Empathy can be broadly defined as the state of understanding another's emotions. Whereas the state of sympathy implies that you stand together with and share the emotions of the other, empathy merely allows you to step back and appreciate the presence of particular emotions in someone else. This capacity for empathy is of paramount importance in a story of any medium, for without it, you wouldn't care what happens to the characters. But how important is this element in a video game?

This partly depends on the way the story is told in the game, and partly on your own approach to the game itself. Certainly a game can exist and succeed very well without the player having to invest any of their own emotions into the proceedings. Games can, and frequently do exist on a purely mechanical/twitch level. Consider titles like Bejeweled or Sudoku. In the absence of any characters or recognizable storyline, there is little there to which emotions can be attached. But games have been growing increasingly sophisticated over the years, and so have the attempts to create engaging storylines. Some games engender empathetic responses better than others, and maybe some shouldn't even try. Let's take a look at the many ways empathy works (or doesn't) in video games.



The heart of any good story is conflict -- conflict with another, conflict with oneself, conflict with society, etc. -- and with conflict comes the element of empathy. With which side do you most closely associate? This often happens quite without conscious thought; something within you comes to life, and you make a decision. However, some video games make this more of a struggle than it needs to be.

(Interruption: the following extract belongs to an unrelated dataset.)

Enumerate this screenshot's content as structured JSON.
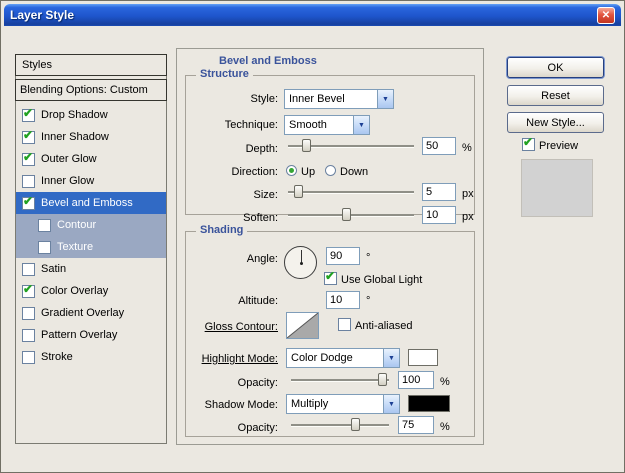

For straightforward storytelling, it's hard to beat the cutscene. You get the cinematic approach: dialogue, camera tracking, shifting viewpoints, sometimes narration, arguably everything you need to provide full immersion for the viewer. Unlike watching a movie, though, the player can simply choose to skip the cutscene, moving the story ahead in time to the next important plot point, at which time you take direct control, and the story becomes yours entirely, through the viewpoint of the inhabited character. But without the intervening story, the connecting emotions are lost, and the resulting gap is simply too large to bridge with empathy. Unless one is willing to sit through all the cutscenes as they're presented, then there is no way to keep the thread of the story, and therefore no reason to continue to feel for the characters beyond some basic level of association via the expedient of simply controlling them.


Another increasingly common way to tell stories in video games is to have events play out during the action itself, requiring you to be in the right place at the right time to catch important plot points and dialogue. This can feel more immersive, but can also be somewhat frustrating if you somehow manage to miss what's being said. This is arguably the best kind of immersive tactic, and by directly implicating you in the action -- even without the dubious benefit of dialogue choices -- there's a good chance that you'll feel more empathetic with the character you're playing. Ironically, however, this method sometimes serves only to distance you further from the action. By making you the agent of action, where the story's progress is entirely up to your movement through the game, the story seems to exist outside of your character's desires. You're given direction by the other characters, but have little personal stake in what's going on other than to accomplish the main goal: to complete the mission at hand. The problem with inducing empathy with this mechanic is that the game has to either assume that the player is already invested in the stakes of the story, or that the player will feel nothing for what's going on.